The results have lots of interesting data on what attributes are commonly used (and misused) with what classes, and for some, what popular values are. No sign of embedded RDF or even of microformats. Maybe next year.
We’ve used Swoogle to do a similar analysis for RDF documents in general, and for FOAF documents in particular. An interesting study would be to analyze what features of RDF, RDFS and OWL are used for Swoogle’s collection (about 850K documents with RDF content as of the beginning of this year. I don’t think we can do this from our database, but would have to go back and process the cached documents, probably with a special purpose, light weight parser/analyzer (which is what Google did in their HTML study).

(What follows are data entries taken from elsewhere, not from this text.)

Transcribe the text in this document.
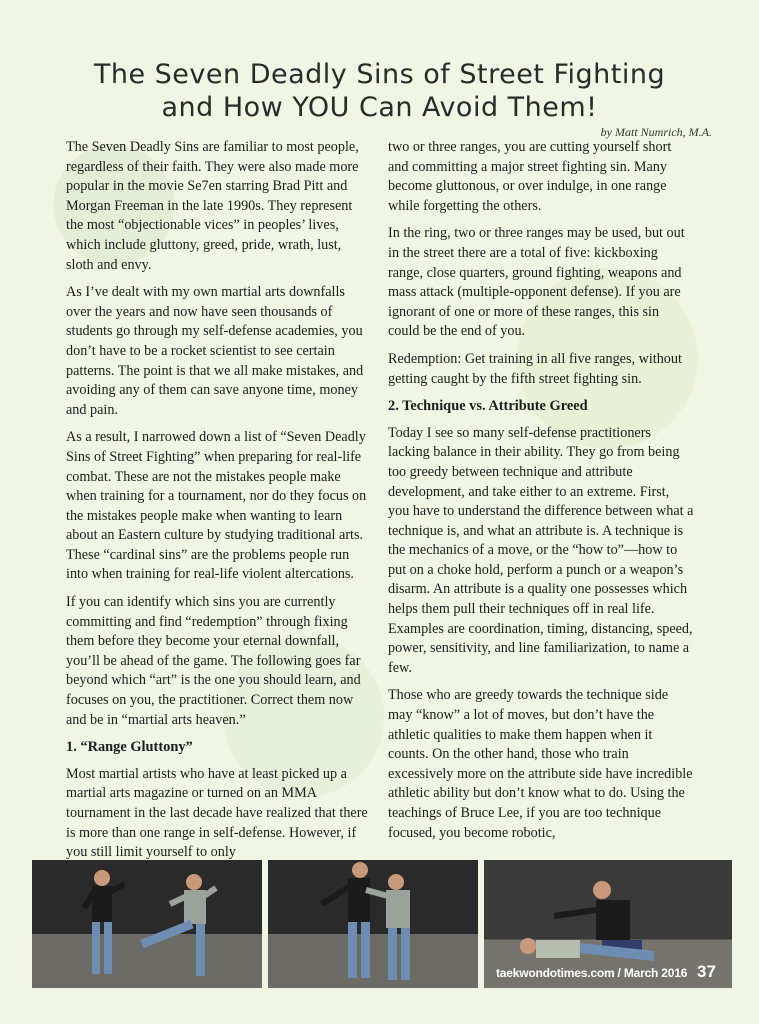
The Seven Deadly Sins of Street Fighting
and How YOU Can Avoid Them!
by Matt Numrich, M.A.

The Seven Deadly Sins are familiar to most people, regardless of their faith. They were also made more popular in the movie Se7en starring Brad Pitt and Morgan Freeman in the late 1990s. They represent the most “objectionable vices” in peoples’ lives, which include gluttony, greed, pride, wrath, lust, sloth and envy.

As I’ve dealt with my own martial arts downfalls over the years and now have seen thousands of students go through my self-defense academies, you don’t have to be a rocket scientist to see certain patterns. The point is that we all make mistakes, and avoiding any of them can save anyone time, money and pain.

As a result, I narrowed down a list of “Seven Deadly Sins of Street Fighting” when preparing for real-life combat. These are not the mistakes people make when training for a tournament, nor do they focus on the mistakes people make when wanting to learn about an Eastern culture by studying traditional arts. These “cardinal sins” are the problems people run into when training for real-life violent altercations.

If you can identify which sins you are currently committing and find “redemption” through fixing them before they become your eternal downfall, you’ll be ahead of the game. The following goes far beyond which “art” is the one you should learn, and focuses on you, the practitioner. Correct them now and be in “martial arts heaven.”

1. “Range Gluttony”

Most martial artists who have at least picked up a martial arts magazine or turned on an MMA tournament in the last decade have realized that there is more than one range in self-defense. However, if you still limit yourself to only

two or three ranges, you are cutting yourself short and committing a major street fighting sin. Many become gluttonous, or over indulge, in one range while forgetting the others.

In the ring, two or three ranges may be used, but out in the street there are a total of five: kickboxing range, close quarters, ground fighting, weapons and mass attack (multiple-opponent defense). If you are ignorant of one or more of these ranges, this sin could be the end of you.

Redemption: Get training in all five ranges, without getting caught by the fifth street fighting sin.

2. Technique vs. Attribute Greed

Today I see so many self-defense practitioners lacking balance in their ability. They go from being too greedy between technique and attribute development, and take either to an extreme. First, you have to understand the difference between what a technique is, and what an attribute is. A technique is the mechanics of a move, or the “how to”—how to put on a choke hold, perform a punch or a weapon’s disarm. An attribute is a quality one possesses which helps them pull their techniques off in real life. Examples are coordination, timing, distancing, speed, power, sensitivity, and line familiarization, to name a few.

Those who are greedy towards the technique side may “know” a lot of moves, but don’t have the athletic qualities to make them happen when it counts. On the other hand, those who train excessively more on the attribute side have incredible athletic ability but don’t know what to do. Using the teachings of Bruce Lee, if you are too technique focused, you become robotic,

taekwondotimes.com / March 2016 37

January 25th, 2006 at 4:31 pm
Actually, there was some mention of microformats. For example, the second most popular rel value was ‘license’, from the rel-license microformat.
January 25th, 2006 at 4:47 pm
Microformats, atleast one (rel=tag), does appear in their hyperlink charts. A quote from their analysis — “The rel attribute is not used all that much, but it is still used enough to matter”, also acknowledges their significance
. It would also be interesting to find what subset of their dataset is contributed by the blogosphere.
January 25th, 2006 at 7:06 pm
“No sign of embedded RDF”
true.
” or even of microformats.”
false.
1. The very page you linked to for “Web Authoring Statistics” http://code.google.com/webstats/index.html itself both mentions “microformats.org” and links to http://microformats.org
2. The “Page Headers” page http://code.google.com/webstats/2005-12/pageheaders.html notes that the XFN microformat is the most popular HTML metadata profile: “…people do use the profile attribute, though. The three most-often used values are http://gmpg.org/xfn/1, http://dublincore.org/documents/dcq-html/, and http://gmpg.org/xfn/11. This makes XFN the most popular HTML metadata profile!”
3. The “a element” page http://code.google.com/webstats/2005-12/element-a.html found that three of the most popular ‘rel’ attribute values were microformats: #1 rel-nofollow, #2 rel-license, #5 rel-tag (as mentioned by the previous commenter).
Tantek
January 26th, 2006 at 10:33 am
It’s nice to know we have readers. … and to know the truth. Mea culpa.